Chestnut and bean pâté

Serves 4-6
Cost £3

Ingredients

1 small white onion
1 pinch salt
240g of pre cooked white beans(cannellini or butter)
4 garlic cloves
180 g pre-cooked chestnuts
2 sprigs of rosemary or 1/2 teaspoon of dried
2 sprigs thyme or 1/2 teaspoon of dried
2 tbsp white wine or cider vinegar
4 tbsp non-dairy butter or oil (parsley oil would be good if available)

Instructions

Dice the onion and add to a hot pan with a splash of oil and a pinch of salt.

Sauté the onions until they are just translucent.

Add the garlic (crushed) and the pre-cooked chestnuts (also roughly chopped). Cook these with the onion and mushrooms for a further 2-3 minutes.

Remove the leaves from the sprigs of rosemary and thyme and add to the pan for a few brief minutes until they are releasing their aroma.

Add the drained beans and stir through and cook for 1 minute.

Take the pan off the heat and let it cool for a few moments before adding to a blender (a stick blender could also be used) Do not add the liquid to the blender at this stage.

Turn the blender on to its lowest setting and let it run for a few minutes until a paste begins to form. Add the vinegar and a little bit of veg stock or bean juice if it is struggling to blend. Avoid adding too much or your pâté will be too wet.

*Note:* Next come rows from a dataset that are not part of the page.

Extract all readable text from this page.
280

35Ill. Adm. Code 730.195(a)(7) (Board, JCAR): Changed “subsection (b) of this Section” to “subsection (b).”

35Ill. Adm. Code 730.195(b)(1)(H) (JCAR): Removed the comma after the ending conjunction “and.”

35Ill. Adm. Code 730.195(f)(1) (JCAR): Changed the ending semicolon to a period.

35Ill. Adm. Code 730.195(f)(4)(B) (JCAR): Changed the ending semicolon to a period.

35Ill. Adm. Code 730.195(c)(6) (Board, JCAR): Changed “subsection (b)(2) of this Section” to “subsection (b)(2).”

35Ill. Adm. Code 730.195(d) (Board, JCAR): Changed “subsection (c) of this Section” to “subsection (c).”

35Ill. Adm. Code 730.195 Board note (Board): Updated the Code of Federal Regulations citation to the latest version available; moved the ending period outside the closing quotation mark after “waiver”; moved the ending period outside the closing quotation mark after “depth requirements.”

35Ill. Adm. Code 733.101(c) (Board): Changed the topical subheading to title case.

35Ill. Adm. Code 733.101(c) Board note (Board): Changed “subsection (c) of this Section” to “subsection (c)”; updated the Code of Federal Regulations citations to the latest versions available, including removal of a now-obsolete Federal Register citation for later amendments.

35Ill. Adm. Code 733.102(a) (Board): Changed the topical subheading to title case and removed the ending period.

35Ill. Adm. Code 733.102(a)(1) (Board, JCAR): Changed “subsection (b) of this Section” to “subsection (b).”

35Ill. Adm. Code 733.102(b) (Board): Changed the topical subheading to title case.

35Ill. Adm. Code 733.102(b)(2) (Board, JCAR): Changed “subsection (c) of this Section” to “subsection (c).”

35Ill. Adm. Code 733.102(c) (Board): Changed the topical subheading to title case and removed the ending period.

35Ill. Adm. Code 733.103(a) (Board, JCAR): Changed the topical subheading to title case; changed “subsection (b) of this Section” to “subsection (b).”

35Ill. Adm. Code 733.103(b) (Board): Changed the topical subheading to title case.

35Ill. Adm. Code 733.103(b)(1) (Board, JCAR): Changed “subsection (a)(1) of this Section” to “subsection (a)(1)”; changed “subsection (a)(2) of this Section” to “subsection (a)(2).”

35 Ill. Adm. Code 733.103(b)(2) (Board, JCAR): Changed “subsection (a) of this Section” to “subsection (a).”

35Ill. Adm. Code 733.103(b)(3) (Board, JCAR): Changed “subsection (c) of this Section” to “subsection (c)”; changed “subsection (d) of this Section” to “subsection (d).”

Gradually increase the speed on your blender until the desired texture has been achieved.

While the pâté is still hot, spoon it into ramekins or cups.

Melt the non-dairy butter and then pour a thin layer over the pâté. Or alternatively leave out the butter and drizzle with parsley oil after cooled.

Cover the ramekins and leave them to cool completely before storing in the fridge until ready to serve.

Serve with crusty bread, crackers or raw carrots and celery sticks.